Compare Architecture vs Experience (Module 9.2 vs Module 9.3).

Context:
In Module 9.2, you tested a single function call from WhatsApp. In Module 9.3, you are testing a full pedagogical ecosystem.

Question:
What has changed in the agent's autonomous behavior? How does having a surface of nine tools transform the user experience from a utility to a product?

What you are learning: The connection process is identical. The product difference comes entirely from tool count and tool descriptions. More tools give the agent more choices. Better descriptions give it better judgment. The protocol does not change; the experience does.

James scrolled through the dashboard. Four tool badges on the first message. Three on his reply. The agent had selected different tools for each turn based on what he said.

"In Module 9.2, I had one tool and one badge," he said. "Now I have nine tools and the agent is chaining them into a tutoring session. The connection was the same two commands. The experience is completely different."

He took a screenshot of the conversation. The WhatsApp thread showed a tutor that asked him to predict, evaluated his answer, and adjusted the next step. The dashboard showed exactly which tools made that happen.

Emma looked at the screenshot and then at the dashboard. "Tool chaining does not equal coherent experience, though."

James looked up. "What do you mean? This worked perfectly."

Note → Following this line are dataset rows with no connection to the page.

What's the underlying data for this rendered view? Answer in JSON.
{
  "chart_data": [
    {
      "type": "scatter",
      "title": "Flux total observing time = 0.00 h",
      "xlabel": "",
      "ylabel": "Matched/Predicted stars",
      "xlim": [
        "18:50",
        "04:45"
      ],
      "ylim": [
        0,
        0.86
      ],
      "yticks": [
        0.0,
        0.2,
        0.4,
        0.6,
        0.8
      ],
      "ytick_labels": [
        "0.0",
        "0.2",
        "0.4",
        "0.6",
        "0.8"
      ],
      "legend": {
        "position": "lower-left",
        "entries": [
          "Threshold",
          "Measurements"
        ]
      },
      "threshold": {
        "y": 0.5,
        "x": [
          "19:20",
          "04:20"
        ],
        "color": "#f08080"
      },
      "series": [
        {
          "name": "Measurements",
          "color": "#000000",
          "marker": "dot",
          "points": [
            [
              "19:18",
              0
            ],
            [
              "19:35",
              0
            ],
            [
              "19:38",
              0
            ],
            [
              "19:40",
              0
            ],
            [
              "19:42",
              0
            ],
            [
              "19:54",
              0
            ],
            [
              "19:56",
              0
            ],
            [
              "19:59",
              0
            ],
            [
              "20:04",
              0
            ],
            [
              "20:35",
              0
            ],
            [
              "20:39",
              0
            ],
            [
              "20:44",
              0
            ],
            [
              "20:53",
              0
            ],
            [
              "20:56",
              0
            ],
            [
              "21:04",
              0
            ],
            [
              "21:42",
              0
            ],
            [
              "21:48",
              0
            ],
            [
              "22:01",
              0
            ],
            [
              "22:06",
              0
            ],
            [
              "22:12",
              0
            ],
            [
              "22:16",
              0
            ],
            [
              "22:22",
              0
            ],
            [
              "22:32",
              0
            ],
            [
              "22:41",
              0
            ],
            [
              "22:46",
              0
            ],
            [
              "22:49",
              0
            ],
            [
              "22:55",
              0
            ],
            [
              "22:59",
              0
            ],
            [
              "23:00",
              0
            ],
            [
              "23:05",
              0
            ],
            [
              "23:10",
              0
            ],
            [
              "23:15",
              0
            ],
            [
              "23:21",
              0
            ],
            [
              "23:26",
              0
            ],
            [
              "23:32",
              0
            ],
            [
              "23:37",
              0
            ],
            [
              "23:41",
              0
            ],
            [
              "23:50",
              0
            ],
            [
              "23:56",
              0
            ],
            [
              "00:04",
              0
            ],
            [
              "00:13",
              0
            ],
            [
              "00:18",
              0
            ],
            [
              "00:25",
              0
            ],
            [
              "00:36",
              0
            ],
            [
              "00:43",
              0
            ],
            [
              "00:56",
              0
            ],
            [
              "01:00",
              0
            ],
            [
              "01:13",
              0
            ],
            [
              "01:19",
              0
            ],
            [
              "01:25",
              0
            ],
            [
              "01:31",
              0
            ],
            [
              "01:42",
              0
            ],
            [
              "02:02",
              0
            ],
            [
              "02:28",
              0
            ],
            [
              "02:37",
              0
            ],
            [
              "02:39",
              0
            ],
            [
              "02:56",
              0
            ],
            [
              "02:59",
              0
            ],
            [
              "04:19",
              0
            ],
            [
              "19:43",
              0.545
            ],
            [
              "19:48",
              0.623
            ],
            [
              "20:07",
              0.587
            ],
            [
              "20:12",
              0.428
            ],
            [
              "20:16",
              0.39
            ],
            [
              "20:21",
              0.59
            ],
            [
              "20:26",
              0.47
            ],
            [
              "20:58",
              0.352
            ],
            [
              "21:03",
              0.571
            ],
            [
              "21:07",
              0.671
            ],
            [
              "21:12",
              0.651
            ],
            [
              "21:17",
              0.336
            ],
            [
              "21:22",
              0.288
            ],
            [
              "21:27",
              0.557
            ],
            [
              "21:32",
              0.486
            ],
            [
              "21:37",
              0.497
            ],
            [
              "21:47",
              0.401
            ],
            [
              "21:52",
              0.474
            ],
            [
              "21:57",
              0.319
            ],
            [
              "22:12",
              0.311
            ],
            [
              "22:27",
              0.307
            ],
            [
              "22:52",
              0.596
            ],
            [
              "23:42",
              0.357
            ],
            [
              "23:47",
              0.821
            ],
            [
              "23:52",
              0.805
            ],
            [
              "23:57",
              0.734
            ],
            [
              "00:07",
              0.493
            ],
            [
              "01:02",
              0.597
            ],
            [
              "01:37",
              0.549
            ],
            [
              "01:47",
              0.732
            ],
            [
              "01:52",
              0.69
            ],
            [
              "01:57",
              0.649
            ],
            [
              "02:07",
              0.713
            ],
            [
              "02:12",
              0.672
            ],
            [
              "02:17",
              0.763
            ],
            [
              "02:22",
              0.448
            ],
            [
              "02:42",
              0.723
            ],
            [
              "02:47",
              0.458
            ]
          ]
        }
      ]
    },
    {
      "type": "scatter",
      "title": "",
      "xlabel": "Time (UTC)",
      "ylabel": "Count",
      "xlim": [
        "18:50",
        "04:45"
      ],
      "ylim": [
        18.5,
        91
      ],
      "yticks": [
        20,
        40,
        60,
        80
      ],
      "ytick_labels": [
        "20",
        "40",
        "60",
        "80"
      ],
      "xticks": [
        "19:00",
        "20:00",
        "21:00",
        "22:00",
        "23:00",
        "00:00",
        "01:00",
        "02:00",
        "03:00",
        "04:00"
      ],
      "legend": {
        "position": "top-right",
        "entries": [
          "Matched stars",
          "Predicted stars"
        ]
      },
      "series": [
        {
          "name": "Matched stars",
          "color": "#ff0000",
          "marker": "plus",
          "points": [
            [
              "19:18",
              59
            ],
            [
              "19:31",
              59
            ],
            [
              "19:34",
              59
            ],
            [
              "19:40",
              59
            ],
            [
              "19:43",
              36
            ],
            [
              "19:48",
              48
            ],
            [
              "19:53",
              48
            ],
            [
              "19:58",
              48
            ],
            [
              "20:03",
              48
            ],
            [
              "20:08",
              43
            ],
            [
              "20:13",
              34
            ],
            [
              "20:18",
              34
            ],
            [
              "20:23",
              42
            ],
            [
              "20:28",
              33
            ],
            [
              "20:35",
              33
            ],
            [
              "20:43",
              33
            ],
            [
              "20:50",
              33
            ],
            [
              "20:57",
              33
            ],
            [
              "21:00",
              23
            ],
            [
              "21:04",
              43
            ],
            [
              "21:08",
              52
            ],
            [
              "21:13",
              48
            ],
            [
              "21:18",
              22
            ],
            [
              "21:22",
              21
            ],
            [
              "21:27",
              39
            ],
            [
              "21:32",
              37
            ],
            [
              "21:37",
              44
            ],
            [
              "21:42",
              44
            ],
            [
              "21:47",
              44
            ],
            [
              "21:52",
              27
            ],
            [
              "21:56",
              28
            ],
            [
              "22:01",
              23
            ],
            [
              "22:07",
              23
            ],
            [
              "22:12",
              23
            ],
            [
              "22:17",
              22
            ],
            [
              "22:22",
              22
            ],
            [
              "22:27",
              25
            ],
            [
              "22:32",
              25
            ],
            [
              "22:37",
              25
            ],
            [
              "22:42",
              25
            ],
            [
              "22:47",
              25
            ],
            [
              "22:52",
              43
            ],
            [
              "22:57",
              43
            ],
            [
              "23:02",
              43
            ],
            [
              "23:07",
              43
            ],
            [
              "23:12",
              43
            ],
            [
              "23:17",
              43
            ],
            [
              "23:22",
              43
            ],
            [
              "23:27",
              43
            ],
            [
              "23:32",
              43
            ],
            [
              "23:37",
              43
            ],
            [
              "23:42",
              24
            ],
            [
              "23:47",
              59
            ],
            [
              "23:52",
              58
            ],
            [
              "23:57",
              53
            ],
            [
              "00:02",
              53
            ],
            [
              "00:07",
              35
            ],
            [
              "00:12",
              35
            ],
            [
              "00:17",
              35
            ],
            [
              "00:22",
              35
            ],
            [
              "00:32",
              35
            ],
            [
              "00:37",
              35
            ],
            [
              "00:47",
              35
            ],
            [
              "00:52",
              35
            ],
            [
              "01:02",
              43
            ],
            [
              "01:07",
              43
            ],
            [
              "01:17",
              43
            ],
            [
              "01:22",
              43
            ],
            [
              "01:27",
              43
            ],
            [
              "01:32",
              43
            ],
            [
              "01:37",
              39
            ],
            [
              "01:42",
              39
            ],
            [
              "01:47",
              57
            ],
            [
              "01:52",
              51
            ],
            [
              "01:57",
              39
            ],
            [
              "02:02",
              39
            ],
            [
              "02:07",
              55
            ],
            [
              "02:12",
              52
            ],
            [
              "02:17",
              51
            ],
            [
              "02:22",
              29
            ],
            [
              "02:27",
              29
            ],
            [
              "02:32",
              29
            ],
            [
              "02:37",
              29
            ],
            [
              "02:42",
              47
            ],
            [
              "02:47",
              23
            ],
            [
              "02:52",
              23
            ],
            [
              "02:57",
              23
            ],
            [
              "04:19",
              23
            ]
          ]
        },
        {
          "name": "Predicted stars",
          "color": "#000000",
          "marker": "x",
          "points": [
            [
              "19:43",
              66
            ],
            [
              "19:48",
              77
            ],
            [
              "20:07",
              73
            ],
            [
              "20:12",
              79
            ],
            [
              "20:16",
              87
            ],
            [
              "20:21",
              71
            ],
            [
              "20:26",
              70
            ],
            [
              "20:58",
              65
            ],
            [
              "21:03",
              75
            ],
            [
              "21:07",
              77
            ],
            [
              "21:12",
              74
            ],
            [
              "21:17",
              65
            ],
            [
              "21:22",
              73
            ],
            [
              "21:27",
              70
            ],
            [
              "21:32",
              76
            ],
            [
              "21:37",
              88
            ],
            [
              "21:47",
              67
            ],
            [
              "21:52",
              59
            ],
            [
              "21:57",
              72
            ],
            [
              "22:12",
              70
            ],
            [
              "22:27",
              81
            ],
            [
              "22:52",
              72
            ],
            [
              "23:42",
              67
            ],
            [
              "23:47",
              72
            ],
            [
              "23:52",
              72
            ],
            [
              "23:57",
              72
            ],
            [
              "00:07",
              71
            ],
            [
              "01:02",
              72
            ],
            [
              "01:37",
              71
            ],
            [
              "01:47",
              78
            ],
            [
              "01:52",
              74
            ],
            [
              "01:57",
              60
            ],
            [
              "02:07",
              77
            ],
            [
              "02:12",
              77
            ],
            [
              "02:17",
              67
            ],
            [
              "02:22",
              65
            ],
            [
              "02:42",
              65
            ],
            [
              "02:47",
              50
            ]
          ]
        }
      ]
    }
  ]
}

"My first multi-tool product looked impressive in the dashboard. Five tools firing, badges everywhere. But the actual conversation felt disjointed. The agent would call generate_guidance and then immediately dump content without waiting for the learner to respond. Or it would call assess_response on a message that was not actually an answer." She paused. "The tools worked. The orchestration was wrong."

"So how did you fix it?"

"AGENTS.md." Emma pointed at the project directory. "A document that tells the agent how to use the tools. When to call each one. The order of operations for a tutoring session. You have nine working tools. Next lesson, you write the instruction manual that makes them work together coherently."